Em uma reunião da Parceria Global pelo Solo, a Organização das Nações Unidas para Alimentação e Agricultura (FAO) pediu medidas urgentes para melhorar a “saúde” das fontes limitadas do solo no mundo, como forma de garantir que as gerações futuras tenham comida, água e energia suficientes. Os especialistas também aprovaram uma série de planos de ação para proteger os recursos do solo e pediram o comprometimento dos países para implementá-los.

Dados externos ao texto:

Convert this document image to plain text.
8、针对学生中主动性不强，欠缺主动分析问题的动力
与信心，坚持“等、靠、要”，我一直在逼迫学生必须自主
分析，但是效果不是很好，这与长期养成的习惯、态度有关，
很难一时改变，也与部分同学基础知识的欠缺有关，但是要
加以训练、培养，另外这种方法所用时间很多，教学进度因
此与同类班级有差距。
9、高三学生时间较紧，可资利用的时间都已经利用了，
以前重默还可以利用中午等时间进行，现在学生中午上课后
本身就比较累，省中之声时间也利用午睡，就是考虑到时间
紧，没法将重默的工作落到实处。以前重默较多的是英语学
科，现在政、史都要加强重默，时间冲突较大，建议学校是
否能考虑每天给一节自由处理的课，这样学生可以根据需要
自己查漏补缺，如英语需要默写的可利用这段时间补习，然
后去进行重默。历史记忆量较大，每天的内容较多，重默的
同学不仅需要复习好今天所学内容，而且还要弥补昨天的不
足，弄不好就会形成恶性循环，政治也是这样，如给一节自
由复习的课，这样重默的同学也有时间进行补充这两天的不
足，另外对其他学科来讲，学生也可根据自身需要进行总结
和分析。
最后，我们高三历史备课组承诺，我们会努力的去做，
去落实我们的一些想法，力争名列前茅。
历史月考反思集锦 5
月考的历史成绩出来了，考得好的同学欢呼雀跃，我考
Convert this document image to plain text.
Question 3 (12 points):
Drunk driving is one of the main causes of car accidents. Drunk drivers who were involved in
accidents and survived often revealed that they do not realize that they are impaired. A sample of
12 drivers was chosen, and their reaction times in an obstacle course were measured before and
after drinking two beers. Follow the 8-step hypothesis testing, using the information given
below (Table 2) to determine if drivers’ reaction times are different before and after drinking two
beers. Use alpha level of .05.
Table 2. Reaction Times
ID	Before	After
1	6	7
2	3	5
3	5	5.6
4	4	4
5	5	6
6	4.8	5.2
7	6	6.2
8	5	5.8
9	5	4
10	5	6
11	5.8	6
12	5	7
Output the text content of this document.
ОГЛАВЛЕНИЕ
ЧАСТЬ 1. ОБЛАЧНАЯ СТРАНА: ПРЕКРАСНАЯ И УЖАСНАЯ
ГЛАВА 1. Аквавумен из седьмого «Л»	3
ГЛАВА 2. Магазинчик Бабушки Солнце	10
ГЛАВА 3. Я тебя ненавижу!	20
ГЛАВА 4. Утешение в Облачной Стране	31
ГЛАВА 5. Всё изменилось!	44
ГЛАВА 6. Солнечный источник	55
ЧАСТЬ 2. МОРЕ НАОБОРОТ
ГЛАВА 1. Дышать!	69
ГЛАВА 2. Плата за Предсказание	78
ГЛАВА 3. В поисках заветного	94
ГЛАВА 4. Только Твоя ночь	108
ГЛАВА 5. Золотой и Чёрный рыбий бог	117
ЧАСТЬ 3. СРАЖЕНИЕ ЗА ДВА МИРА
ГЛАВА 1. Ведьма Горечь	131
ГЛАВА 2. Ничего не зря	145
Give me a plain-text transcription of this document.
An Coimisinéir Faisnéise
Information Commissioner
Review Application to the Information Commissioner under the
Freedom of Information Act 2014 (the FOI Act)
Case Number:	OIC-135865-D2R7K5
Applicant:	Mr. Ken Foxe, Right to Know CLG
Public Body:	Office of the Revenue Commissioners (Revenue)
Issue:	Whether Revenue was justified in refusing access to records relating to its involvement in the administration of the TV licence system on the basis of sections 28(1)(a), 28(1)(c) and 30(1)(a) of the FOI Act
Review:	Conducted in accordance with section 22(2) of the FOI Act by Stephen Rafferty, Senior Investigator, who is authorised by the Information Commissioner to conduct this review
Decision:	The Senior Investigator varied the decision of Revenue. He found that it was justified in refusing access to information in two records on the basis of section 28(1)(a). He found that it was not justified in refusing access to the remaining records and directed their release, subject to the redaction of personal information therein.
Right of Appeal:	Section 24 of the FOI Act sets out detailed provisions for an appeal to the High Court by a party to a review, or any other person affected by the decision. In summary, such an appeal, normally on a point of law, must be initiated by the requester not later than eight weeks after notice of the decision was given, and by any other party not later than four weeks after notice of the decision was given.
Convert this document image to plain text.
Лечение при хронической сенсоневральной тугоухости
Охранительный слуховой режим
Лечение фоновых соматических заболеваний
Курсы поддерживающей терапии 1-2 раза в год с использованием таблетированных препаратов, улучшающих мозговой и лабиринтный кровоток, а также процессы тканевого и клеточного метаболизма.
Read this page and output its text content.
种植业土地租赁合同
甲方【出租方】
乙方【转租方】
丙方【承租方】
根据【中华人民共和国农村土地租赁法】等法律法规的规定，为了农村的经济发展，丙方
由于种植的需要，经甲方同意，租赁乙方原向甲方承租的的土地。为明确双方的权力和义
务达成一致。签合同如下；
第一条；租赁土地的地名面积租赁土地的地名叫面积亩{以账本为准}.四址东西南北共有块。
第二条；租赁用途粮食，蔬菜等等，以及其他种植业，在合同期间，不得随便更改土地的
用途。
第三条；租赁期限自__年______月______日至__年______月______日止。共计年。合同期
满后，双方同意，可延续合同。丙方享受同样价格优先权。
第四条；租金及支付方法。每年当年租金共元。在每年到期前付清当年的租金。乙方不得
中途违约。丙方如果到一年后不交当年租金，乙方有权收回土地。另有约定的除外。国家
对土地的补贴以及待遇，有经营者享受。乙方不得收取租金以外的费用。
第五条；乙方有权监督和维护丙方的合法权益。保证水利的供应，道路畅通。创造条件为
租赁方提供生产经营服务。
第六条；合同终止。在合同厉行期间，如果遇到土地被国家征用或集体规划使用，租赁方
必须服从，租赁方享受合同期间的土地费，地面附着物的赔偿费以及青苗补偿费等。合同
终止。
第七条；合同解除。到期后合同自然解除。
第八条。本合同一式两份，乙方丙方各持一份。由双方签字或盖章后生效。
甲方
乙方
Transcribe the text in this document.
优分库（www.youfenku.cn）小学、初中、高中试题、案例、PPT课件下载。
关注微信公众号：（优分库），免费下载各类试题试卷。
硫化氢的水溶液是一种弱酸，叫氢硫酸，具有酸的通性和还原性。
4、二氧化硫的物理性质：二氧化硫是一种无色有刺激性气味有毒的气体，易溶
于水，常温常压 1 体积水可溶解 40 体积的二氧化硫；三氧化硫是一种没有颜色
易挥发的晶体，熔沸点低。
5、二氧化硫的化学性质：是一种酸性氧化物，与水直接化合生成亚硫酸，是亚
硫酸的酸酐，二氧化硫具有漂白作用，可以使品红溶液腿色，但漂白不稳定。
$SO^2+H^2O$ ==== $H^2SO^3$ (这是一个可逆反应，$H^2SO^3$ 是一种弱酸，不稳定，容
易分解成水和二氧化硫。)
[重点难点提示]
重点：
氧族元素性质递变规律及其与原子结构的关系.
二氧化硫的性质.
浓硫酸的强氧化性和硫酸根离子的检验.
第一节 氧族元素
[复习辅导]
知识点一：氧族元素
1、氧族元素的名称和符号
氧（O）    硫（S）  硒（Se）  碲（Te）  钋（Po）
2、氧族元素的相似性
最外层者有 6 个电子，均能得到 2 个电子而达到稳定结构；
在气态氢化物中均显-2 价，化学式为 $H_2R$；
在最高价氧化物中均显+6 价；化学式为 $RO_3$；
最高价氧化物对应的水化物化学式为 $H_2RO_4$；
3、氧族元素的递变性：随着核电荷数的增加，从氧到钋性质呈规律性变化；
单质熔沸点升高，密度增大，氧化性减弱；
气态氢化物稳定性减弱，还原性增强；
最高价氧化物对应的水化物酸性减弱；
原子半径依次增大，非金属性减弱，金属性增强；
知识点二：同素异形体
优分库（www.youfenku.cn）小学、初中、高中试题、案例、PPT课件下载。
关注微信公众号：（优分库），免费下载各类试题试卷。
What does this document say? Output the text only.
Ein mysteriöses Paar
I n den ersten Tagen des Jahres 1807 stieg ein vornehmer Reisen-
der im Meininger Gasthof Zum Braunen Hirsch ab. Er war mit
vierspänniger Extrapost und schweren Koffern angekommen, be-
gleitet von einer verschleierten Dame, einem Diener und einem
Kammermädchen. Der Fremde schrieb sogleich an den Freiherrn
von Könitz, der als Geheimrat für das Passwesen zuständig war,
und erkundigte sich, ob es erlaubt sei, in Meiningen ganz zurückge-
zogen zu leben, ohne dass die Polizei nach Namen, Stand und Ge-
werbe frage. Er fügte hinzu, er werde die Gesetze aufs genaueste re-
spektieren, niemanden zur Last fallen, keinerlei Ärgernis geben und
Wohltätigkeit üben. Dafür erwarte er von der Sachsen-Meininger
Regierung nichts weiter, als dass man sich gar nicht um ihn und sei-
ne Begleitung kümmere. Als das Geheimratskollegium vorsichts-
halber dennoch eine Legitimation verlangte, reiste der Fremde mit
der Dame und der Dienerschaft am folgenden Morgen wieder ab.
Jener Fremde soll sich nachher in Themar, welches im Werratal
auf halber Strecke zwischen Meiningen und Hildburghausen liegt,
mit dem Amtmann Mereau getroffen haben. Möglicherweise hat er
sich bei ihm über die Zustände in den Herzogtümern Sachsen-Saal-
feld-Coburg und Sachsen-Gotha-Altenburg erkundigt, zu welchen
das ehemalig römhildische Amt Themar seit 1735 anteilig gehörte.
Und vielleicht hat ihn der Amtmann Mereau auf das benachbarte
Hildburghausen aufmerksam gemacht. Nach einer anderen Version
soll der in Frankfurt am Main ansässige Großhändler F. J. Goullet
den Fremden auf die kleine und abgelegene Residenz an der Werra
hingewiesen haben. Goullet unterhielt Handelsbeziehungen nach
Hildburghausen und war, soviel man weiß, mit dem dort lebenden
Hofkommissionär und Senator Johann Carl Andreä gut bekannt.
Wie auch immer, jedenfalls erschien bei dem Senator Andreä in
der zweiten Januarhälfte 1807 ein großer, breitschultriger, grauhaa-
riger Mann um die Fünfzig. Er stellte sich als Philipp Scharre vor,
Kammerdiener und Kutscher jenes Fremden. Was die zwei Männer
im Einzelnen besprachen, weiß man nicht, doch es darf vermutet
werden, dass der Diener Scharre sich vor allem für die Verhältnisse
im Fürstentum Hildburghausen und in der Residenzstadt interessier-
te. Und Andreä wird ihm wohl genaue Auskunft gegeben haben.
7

“Sem solo não podemos sustentar a vida no planeta e onde há perda de solo não existe a possibilidade de renovação dentro de um período de vida humana”, disse a vice-diretora geral da FAO, Maria Helena Semedo, em um comunicado de imprensa. “Por isso, a adoção do Planos de Ação Globais para o uso sustentável e a proteção do solo é uma grande conquista. Precisamos do compromisso dos países e da sociedade civil para colocar o plano em realidade. Isso exige vontade política e investimentos para salvar nosso sistema de produção que depende dos preciosos recursos do solo”, acrescentou.

Na reunião que teve início em Roma na última quinta-feira (24), especialistas destacaram que 33% do solo mundiais sofre de degradação de nível moderado a alto, devido à erosão, diminuição de nutrientes, acidificação, urbanização e poluição química. Com o crescimento da população, que deve passar de 9 bilhões de pessoas em 2050, haverá 60% de aumento na demanda por alimentos, o que irá sobrecarregar ainda mais os recursos da terra.

A FAO também destacou que algumas partes de África e da América do Sul oferecem possibilidades de expansão agrícola. Neste sentido, inovações tecnológicas e políticas devem capacitar e fortalecer as comunidades na proteção dos recursos naturais. Além disso, a gestão sustentável do solo também irá gerar um impacto positivo na mudança climática, por meio do sequestro de carbono e na redução de gases de efeito estufa.

O primeiro relatório sobre a situação dos recursos do solo tem previsão para ser lançado em 5 de dezembro de 2015, recentemente designado pela ONU como Dia Mundial do Solo. A ONU também declarou 2015 como o Ano Internacional dos Solos para chamar a atenção da comunidade internacional para os novos desafios.